Le chapitre 7 renferme les conclusions. Assez brièvement, tout en donnant encore trop d’espace aux thèses des uns et des autres, l’Auteur souligne une dernière fois l’originalité de son approche de tous les sanctuaires, sur le temps long, en embrassant toutes les sources. Il en ressort effectivement une image complexe, celle d’une région bien intégrée dans les réseaux proche-orientaux, de lieux de culte polyfonctionnels, ouverts à différentes dynamiques sociales, culturelles et économiques, bref d’une région qui cultive ses spécificités tout en interagissant avec son environnement. Une bibliographie clôt le volume, enrichi par un catalogue des 57 sites pris en compte, contenant la mention des principales sources écrites qu’ils ont livrés. Quel dommage qu’un index fasse défaut ! Pour une étude de ce type, il eût été indispensable.

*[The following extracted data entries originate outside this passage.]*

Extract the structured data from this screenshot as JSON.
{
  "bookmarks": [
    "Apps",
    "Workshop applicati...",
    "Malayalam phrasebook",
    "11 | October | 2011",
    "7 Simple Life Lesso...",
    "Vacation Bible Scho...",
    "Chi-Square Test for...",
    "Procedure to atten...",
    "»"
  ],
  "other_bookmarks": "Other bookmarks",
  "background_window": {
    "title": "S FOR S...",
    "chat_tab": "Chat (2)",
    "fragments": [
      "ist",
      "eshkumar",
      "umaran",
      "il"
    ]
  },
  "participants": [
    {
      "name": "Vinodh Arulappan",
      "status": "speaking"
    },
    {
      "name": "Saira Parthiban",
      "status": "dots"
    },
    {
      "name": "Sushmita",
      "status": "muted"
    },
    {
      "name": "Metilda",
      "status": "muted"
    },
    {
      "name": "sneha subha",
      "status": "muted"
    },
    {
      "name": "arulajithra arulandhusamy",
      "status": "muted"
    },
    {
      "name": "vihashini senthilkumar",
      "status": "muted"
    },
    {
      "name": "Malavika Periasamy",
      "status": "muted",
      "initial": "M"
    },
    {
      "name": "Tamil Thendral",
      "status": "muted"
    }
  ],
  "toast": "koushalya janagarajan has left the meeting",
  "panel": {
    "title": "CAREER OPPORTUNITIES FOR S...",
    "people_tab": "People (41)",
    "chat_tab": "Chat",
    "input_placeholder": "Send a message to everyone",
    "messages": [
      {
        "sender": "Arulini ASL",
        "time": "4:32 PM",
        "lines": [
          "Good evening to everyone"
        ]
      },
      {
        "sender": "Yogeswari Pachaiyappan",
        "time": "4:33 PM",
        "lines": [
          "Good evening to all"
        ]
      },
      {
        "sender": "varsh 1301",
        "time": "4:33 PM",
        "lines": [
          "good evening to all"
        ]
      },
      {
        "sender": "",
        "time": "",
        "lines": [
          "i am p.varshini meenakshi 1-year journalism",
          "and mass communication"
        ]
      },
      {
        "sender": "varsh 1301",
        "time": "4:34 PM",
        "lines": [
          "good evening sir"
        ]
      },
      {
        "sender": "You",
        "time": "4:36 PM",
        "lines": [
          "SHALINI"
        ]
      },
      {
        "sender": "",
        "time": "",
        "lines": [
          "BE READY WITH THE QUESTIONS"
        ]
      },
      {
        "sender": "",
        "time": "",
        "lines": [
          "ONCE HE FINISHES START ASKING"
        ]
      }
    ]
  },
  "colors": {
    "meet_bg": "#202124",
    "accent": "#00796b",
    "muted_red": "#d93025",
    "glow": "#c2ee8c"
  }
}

Le volume analyse une quantité admirable de données qui ne sont pas toujours parfaitement organisées au sein des chapitres. Ce qui m’a le plus gênée (outre les coquilles assez nombreuses, en particulier dans les noms propres), c’est la répétition à outrance de la thèse de l’inscription du Hauran dans les réseaux proche-orientaux. L’idée est assurément juste, mais elle est, à mes yeux, moins neuve que ne le revendique F. Mazzilli. Sans doute parce qu’il est issu d’une thèse, le livre apparaît un peu comme une « machine de guerre », qui veut à tout prix imposer une nouvelle grille de lecture et se distinguer de la littérature antérieure, quitte à forcer occasionnellement le trait dans la manière d’en rendre compte. L’expression « French team », par exemple, est agaçante. Les démonstrations sont parfois inutilement longues et certains chapitres auraient beaucoup gagné à être resserrés. La synthèse de F. Mazzilli rendra en tout cas bien des services parce qu’elle rassemble une documentation considérable et pose des questions importantes sur lesquelles la communauté scientifique va continuer à se pencher.